Backing up the Harddrive.

NeXT Computer, Inc. -> NeXT Black Hardware

Title: Backing up the Harddrive.
Post by: martinws on July 02, 2008, 04:44:12 PM
Hi all,

I have a bit of a newbie question....

I've got a NeXTstation turbo but no install disks.

What I need to do is to be able to backup all of the hard drive in case of failure and to be able to restore everything back on a replacement drive.
Something like the Macs ability to create a 'disk image' would be nice.

What's the best way of doing this on NeXTstep?
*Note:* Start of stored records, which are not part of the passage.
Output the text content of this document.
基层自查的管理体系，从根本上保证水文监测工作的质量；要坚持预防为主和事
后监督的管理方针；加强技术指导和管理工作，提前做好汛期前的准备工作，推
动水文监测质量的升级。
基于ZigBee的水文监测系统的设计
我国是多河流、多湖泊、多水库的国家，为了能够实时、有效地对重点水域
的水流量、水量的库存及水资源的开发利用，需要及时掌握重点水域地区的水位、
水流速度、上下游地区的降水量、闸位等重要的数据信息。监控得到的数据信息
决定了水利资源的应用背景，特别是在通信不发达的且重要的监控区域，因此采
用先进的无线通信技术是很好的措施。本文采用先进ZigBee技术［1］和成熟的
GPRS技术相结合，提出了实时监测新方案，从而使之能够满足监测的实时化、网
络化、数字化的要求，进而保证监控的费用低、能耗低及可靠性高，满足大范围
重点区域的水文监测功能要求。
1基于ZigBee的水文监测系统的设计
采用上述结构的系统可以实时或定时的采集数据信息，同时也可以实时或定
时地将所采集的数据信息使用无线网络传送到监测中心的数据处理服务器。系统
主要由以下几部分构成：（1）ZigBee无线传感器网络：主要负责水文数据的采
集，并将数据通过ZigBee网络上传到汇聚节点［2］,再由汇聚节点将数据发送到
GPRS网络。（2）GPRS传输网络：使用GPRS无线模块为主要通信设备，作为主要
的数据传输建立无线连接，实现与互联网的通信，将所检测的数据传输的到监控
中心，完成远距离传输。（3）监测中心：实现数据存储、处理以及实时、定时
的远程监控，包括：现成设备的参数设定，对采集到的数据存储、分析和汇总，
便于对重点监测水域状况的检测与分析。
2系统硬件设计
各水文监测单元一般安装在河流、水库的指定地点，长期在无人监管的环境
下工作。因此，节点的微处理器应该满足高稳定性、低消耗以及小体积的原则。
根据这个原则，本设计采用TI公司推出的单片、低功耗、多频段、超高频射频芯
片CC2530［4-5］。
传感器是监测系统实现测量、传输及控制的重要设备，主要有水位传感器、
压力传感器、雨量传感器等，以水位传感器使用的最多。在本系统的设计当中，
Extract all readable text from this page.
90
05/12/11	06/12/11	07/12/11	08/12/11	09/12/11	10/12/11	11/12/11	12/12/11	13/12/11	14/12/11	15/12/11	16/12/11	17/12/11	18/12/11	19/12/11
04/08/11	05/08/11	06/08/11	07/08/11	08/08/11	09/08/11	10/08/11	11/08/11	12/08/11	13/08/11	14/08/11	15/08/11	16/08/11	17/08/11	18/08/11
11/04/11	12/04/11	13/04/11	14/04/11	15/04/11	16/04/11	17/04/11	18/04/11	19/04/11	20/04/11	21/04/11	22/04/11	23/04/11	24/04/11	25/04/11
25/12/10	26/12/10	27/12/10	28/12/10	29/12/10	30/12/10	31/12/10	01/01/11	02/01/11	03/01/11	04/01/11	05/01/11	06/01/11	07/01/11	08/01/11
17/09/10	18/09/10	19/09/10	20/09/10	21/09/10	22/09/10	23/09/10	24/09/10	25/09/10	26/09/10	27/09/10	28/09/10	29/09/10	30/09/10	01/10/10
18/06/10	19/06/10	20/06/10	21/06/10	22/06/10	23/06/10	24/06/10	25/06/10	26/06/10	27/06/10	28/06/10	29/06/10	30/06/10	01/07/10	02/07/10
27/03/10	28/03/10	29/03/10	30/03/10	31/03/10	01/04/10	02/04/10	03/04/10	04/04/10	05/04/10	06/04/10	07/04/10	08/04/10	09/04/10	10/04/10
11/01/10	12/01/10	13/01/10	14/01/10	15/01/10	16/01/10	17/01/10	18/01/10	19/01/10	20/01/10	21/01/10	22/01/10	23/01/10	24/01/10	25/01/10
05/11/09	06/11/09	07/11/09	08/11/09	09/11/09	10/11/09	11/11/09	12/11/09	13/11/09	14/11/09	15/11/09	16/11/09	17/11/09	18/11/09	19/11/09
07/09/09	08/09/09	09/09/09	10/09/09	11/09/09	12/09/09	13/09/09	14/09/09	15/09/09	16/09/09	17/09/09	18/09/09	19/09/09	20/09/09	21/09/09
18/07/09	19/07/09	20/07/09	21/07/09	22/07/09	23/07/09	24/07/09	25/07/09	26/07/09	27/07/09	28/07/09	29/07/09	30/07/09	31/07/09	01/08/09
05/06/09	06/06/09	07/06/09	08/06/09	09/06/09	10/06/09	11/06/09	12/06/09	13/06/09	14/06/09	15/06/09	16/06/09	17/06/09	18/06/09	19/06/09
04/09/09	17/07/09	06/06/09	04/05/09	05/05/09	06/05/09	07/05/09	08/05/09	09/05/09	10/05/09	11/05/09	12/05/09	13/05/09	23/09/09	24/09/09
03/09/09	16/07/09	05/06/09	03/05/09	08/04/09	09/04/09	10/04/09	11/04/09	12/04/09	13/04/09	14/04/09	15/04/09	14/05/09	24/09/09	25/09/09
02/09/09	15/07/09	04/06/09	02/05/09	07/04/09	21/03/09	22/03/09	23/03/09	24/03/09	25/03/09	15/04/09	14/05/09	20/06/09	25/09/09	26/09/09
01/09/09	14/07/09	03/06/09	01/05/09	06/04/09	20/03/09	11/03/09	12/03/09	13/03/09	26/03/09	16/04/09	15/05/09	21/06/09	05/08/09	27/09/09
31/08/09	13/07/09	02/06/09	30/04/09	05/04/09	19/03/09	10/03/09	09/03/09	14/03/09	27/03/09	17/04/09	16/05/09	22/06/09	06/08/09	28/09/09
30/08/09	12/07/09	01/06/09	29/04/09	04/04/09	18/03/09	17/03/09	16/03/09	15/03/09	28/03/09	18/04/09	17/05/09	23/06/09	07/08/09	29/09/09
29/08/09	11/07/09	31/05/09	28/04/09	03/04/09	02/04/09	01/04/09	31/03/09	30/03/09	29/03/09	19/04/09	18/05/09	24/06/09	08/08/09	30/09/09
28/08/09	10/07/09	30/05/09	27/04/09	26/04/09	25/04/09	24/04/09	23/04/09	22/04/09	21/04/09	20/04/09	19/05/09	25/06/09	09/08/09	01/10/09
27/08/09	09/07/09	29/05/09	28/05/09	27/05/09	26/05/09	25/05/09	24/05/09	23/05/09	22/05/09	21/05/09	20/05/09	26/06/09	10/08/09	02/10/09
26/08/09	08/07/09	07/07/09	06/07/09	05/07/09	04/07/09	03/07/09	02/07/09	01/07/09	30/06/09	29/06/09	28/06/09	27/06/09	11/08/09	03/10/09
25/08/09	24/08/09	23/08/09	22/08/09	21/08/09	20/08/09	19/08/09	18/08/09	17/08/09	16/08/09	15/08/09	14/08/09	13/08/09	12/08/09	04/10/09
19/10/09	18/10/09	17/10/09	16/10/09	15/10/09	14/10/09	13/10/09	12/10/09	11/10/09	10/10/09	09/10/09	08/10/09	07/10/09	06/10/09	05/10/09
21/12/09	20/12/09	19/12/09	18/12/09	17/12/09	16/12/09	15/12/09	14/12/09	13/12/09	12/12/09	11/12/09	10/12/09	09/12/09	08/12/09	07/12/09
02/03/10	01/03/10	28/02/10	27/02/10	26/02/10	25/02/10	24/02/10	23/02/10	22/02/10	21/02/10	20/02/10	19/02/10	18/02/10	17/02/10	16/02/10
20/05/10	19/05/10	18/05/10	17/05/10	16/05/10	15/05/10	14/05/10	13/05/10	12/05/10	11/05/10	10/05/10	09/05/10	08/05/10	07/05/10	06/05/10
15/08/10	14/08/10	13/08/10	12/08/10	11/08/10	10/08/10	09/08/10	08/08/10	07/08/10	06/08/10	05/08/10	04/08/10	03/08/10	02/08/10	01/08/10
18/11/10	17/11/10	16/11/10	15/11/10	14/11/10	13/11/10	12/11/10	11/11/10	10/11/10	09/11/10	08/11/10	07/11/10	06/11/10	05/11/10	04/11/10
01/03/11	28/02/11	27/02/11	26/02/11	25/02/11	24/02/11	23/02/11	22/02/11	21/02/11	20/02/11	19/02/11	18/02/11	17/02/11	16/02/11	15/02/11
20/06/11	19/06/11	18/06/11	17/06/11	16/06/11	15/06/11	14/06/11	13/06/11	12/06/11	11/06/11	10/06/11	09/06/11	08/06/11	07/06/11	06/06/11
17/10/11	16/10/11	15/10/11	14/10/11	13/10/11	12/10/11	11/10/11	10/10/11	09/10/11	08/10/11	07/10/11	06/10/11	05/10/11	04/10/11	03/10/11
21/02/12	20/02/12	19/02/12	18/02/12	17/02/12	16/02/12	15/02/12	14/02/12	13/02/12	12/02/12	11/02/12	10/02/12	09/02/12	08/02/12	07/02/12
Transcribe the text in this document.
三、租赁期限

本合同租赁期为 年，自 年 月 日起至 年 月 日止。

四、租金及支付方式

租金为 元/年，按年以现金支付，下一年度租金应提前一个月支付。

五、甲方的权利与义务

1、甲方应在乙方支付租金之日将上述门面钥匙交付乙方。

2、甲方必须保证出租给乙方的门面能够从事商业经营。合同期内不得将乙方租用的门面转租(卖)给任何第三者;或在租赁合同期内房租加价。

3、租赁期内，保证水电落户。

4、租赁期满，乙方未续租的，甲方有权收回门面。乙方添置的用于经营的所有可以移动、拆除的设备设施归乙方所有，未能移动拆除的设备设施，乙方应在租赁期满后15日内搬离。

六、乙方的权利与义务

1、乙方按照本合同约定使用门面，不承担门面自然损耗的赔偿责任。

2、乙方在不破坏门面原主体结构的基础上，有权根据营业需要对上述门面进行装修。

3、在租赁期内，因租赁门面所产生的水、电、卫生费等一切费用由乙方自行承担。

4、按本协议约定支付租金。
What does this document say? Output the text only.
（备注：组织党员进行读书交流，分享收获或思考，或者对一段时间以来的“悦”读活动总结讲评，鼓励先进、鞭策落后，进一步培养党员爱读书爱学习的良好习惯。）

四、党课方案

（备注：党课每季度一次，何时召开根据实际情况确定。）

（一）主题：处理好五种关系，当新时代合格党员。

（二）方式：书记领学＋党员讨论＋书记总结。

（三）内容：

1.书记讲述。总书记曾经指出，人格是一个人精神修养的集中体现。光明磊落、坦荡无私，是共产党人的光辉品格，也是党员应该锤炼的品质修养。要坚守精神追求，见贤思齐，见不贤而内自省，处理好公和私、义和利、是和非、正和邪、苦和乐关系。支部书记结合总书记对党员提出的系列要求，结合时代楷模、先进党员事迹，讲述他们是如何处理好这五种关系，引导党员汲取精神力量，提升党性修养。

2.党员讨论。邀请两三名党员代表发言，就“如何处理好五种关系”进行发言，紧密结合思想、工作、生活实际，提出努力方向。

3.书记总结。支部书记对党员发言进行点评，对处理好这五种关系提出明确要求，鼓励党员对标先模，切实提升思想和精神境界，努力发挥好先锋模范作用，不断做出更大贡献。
I've been able to nfs mount a drive from my Mac so creating a complete 'Disk Image' on that drive should be possible.

I've also been able to create a small install disk on a Syquest EZ135 drive using the backup admin app. I've forgotten it's proper name atm ;-)

< Just started the NeXTstation the backup app I'm talking about is BuildDisk.app>

Thanks for any pointers,

Regards,

Martin
Title: Backing up the Harddrive.
Post by: martinws on July 06, 2008, 09:16:35 AM
Not to worry about this question.

I've found an external SCSI case and 1.6 GB drive and have managed to clone the disk.

One other question, is there any way of getting the NeXTstation to boot from the external disk instead of the internal one?

Thanks

Martin
Title: Backing up the Harddrive.
Post by: neozeed on July 06, 2008, 10:04:57 AM
from the boot rom you ought to...

bsd(1,0,0)


If I'm not mistaken..
Title: Backing up the Harddrive.
Post by: martinws on July 08, 2008, 03:56:44 PM
Quote from: "neozeed"from the boot rom you ought to...

bsd(1,0,0)


If I'm not mistaken..

Thanks that's pointed me in the right direction. I eventually worked out how to get into ROM Monitor.

Cmd Left-Alt Shift ~ ;-)

Unfortunately the BuildDisk did not create a carbon copy to my external drive and I dont have any BLD* files in /etc nor /usr/etc. So the quest to create a Carbon Copy on the internet disk continues.

Regards,

Martin
Title: Backing up the Harddrive.
Post by: martinws on July 09, 2008, 07:11:36 AM
Update. It appears I was wrong, the BuildDisk does work but only copies a 'fresh' version of the OS.

In order to get the external drive to boot I had to fix the /etc/fstab entry on the external drive from sd0 to sd1.

Then during reboot I aborted the boot, dropped into ROM Monitor, typed:

> bsd(1,0,0) -a

Looked to make sure the external drive was present on sd1, typed

> sd1

and the external drive booted. :lol:

Am I a happy NeXT Newbie or what?

Martin
Title: Better late than never?
Post by: vergil on August 30, 2008, 09:18:41 PM
Maybe this will help, maybe not.

Assumptions:
1) Your box is connected to a network
2) You have a linux box at your disposal
3) You have ssh installed
4) you're somewhat comfortable with unix

Procedure:
on the NeXT...
1) edit /usr/local/etc/sshd_config
Set PermitRootLogin to Yes. REMEMBER, don't leave things this way!
2) Restart ssh
3) run "mount" without quotes. You should see your root drive. On my box it is /dev/sd0a
on the linux box...
4) find a directory with space for a whopping nextstep disk.
5) ssh root@YOURIP "dd if=/dev/sd0a" >  backup.raw
6) wait a while... look for errors.
7) When the command completes you should be able to run "file" to see that things came out semi okay:

$ file athena-20080830.raw
athena-20080830.raw: Unix Fast File system [v1] (big-endian), last mounted on /, last written at Sat Aug 30 22:16:11 2008, clean flag 2, number of blocks 416103, number of data blocks 402253, number of cylinder groups 91, block size 8192, fragment size 1024, minimum percentage of free blocks 10, rotational delay 4ms, disk rotational speed 60rps, TIME optimization

8) if you're feeling really frisky, mount the image on your linux box:
mount -t ufs backup.raw /mnt -o loop,ro,ufstype=nextstep

This hasn't had a whole lot of testing, mind you, but I think it's enough to get you something you can throw back down on a system.